Molka - Monika Kim

A review of Monika Kim’s novel about voyeurism, institutional tolerance, and ordinary cruelty.

288 pages · Kindle edition · Kensington Publishing, April 2026

Direct Without Depth

Molka is a brief, efficient novel. The prose is spare. The pacing is tight. It moves quickly and does not linger, preferring forward motion to accumulation.

The material is abrasive, yet the handling is literal. Kim favours statement over implication. Scenes are presented head-on, with little ambiguity about what they are meant to show. The social critique arrives early and remains fixed in place, which gives the book clarity and momentum but limits its capacity to develop or complicate its ideas.

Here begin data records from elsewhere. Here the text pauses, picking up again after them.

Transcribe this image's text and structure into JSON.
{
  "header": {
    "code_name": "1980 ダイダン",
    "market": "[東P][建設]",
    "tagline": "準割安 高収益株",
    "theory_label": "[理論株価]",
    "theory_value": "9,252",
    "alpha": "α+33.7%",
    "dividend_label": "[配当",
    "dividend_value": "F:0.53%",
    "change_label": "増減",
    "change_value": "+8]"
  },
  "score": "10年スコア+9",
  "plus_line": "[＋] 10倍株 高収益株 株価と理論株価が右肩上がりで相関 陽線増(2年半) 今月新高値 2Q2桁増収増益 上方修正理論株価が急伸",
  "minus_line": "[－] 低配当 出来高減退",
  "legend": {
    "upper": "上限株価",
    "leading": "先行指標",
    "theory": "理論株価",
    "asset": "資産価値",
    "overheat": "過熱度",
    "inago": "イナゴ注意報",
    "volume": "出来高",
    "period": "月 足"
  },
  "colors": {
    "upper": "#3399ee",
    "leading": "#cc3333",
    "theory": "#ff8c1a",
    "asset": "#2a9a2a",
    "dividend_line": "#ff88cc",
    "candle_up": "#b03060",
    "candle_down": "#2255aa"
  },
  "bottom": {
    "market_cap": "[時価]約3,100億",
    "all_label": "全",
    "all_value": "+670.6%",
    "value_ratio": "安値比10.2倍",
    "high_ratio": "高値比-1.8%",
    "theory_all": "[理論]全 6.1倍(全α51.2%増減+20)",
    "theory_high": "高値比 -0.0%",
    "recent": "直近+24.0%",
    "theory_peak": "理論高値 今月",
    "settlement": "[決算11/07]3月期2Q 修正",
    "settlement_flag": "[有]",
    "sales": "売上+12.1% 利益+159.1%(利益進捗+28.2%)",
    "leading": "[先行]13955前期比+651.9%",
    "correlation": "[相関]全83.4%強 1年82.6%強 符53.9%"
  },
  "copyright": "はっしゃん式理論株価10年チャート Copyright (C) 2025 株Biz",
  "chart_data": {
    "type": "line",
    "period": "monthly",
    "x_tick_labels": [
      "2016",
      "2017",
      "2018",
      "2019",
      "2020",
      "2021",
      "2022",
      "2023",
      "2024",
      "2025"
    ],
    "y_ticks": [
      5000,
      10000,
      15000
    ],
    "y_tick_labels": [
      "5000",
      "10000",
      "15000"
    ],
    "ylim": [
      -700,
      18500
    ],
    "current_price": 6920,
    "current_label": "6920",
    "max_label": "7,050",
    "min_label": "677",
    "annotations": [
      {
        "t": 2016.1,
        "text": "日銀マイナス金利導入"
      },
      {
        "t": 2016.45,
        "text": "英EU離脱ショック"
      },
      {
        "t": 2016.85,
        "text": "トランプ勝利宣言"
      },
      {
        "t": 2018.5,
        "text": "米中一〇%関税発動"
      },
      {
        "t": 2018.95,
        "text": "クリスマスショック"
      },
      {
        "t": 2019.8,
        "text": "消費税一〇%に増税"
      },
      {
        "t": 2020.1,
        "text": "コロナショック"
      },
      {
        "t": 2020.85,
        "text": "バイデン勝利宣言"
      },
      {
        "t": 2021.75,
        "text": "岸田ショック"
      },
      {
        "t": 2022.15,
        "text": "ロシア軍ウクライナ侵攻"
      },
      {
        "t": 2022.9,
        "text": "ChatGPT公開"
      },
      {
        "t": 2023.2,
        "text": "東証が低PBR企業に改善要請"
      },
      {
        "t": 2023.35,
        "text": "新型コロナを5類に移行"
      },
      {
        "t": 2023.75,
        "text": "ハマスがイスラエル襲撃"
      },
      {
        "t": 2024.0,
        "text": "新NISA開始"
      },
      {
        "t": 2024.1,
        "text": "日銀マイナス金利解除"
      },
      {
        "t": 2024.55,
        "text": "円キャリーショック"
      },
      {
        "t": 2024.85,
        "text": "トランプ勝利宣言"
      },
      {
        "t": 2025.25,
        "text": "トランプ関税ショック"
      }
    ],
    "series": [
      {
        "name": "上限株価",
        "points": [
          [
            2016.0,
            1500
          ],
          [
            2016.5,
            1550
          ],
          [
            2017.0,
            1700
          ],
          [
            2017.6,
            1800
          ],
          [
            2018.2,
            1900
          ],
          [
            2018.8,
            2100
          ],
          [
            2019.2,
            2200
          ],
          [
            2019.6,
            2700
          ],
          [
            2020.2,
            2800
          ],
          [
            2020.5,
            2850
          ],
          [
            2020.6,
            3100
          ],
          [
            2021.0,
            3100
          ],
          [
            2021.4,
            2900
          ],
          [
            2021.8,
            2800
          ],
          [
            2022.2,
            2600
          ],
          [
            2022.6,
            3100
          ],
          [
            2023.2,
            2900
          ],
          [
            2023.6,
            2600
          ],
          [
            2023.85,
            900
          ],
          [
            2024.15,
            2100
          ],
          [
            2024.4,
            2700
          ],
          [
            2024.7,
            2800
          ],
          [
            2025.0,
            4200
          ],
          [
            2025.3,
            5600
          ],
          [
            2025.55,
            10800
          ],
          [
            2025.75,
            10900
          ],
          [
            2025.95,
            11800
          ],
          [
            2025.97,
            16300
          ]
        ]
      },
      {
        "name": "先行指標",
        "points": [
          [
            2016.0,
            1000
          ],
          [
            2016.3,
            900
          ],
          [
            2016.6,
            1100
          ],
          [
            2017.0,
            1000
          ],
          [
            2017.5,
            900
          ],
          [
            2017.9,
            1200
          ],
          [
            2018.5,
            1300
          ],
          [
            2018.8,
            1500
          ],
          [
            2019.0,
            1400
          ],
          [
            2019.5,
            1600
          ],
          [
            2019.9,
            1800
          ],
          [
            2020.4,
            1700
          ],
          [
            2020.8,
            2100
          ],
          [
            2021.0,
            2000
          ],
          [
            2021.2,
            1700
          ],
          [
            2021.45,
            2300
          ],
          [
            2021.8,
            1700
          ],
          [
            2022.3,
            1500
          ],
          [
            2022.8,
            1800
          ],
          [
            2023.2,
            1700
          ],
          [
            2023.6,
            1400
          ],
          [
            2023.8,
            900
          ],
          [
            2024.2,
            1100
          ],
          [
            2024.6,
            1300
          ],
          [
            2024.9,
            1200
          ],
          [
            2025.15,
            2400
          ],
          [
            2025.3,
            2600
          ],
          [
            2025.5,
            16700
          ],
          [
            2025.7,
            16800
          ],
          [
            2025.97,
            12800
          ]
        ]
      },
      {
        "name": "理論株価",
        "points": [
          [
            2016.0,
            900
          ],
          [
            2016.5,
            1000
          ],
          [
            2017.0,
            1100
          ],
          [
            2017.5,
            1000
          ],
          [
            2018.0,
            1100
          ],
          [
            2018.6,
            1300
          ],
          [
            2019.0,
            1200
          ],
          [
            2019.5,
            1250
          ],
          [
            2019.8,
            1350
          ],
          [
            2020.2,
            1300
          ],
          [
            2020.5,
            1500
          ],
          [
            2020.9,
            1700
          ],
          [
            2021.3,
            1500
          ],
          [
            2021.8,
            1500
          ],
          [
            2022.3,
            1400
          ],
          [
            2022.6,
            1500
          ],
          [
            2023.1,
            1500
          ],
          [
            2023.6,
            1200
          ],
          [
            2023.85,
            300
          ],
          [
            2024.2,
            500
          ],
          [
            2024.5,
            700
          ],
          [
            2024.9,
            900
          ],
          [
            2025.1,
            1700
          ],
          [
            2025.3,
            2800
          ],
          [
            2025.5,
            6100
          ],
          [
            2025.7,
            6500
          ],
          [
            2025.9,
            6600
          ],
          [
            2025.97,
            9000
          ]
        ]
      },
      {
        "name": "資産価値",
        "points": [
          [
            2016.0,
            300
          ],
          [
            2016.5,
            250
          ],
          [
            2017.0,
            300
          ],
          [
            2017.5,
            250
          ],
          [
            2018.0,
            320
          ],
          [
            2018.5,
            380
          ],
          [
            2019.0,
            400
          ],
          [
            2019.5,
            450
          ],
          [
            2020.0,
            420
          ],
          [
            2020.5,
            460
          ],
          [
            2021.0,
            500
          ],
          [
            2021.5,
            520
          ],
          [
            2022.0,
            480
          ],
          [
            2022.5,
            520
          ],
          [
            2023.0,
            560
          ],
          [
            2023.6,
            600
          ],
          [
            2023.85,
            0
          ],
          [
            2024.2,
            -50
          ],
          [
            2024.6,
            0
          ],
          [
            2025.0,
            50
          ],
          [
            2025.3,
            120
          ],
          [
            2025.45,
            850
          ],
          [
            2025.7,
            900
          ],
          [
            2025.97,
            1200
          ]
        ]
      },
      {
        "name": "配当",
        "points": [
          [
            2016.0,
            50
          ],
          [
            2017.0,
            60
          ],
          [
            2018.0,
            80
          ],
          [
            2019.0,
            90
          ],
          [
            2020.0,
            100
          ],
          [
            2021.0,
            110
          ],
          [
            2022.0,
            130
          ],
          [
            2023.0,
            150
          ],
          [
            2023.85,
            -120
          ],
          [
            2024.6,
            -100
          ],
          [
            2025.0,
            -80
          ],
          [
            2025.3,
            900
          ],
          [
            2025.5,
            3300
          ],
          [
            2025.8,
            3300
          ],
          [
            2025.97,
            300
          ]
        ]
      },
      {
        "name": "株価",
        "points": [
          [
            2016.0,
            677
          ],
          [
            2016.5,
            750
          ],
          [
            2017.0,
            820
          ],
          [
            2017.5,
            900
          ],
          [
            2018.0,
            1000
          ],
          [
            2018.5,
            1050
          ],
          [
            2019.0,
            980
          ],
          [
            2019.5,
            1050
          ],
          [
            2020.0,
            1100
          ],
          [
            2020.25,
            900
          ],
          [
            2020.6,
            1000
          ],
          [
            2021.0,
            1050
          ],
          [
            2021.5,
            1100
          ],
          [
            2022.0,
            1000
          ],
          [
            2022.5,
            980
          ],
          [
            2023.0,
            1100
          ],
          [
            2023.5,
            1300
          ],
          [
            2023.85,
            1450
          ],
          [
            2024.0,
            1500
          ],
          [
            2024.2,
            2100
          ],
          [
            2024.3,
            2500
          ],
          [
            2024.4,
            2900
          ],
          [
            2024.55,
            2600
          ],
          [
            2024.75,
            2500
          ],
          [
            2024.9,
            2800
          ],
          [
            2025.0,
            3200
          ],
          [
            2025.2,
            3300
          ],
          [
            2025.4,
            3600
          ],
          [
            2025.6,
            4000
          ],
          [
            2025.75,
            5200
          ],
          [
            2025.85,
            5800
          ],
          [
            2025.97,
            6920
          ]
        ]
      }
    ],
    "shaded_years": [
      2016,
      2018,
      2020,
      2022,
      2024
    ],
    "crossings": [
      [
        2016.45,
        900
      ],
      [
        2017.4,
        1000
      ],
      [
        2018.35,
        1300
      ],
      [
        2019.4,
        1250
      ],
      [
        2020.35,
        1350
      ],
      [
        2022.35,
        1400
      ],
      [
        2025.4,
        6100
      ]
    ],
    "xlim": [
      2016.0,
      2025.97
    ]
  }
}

Voyeurism sits at the centre of the novel, though it is treated less as pathology than as habit. Looking becomes routine, exposure ordinary. What unsettles is not the act itself but the way it is absorbed into everyday behaviour and quietly tolerated by institutions that benefit from not naming it. The book’s unease comes from this normalisation rather than from any escalation of threat.

Despite its horror billing, Molka reads more convincingly as a social thriller. The tension is procedural and environmental, produced by proximity, silence, and collective indifference. The supernatural elements hover at the edges but never quite take hold, functioning more as atmosphere than engine.

Molka is unsettling without being demanding, direct without much depth. It does not ask much of the reader beyond attention, and it does not stay longer than necessary. A serviceable, enjoyable palate cleanser.

★★★

Advance reading copy provided by NetGalley and Kensington Publishing.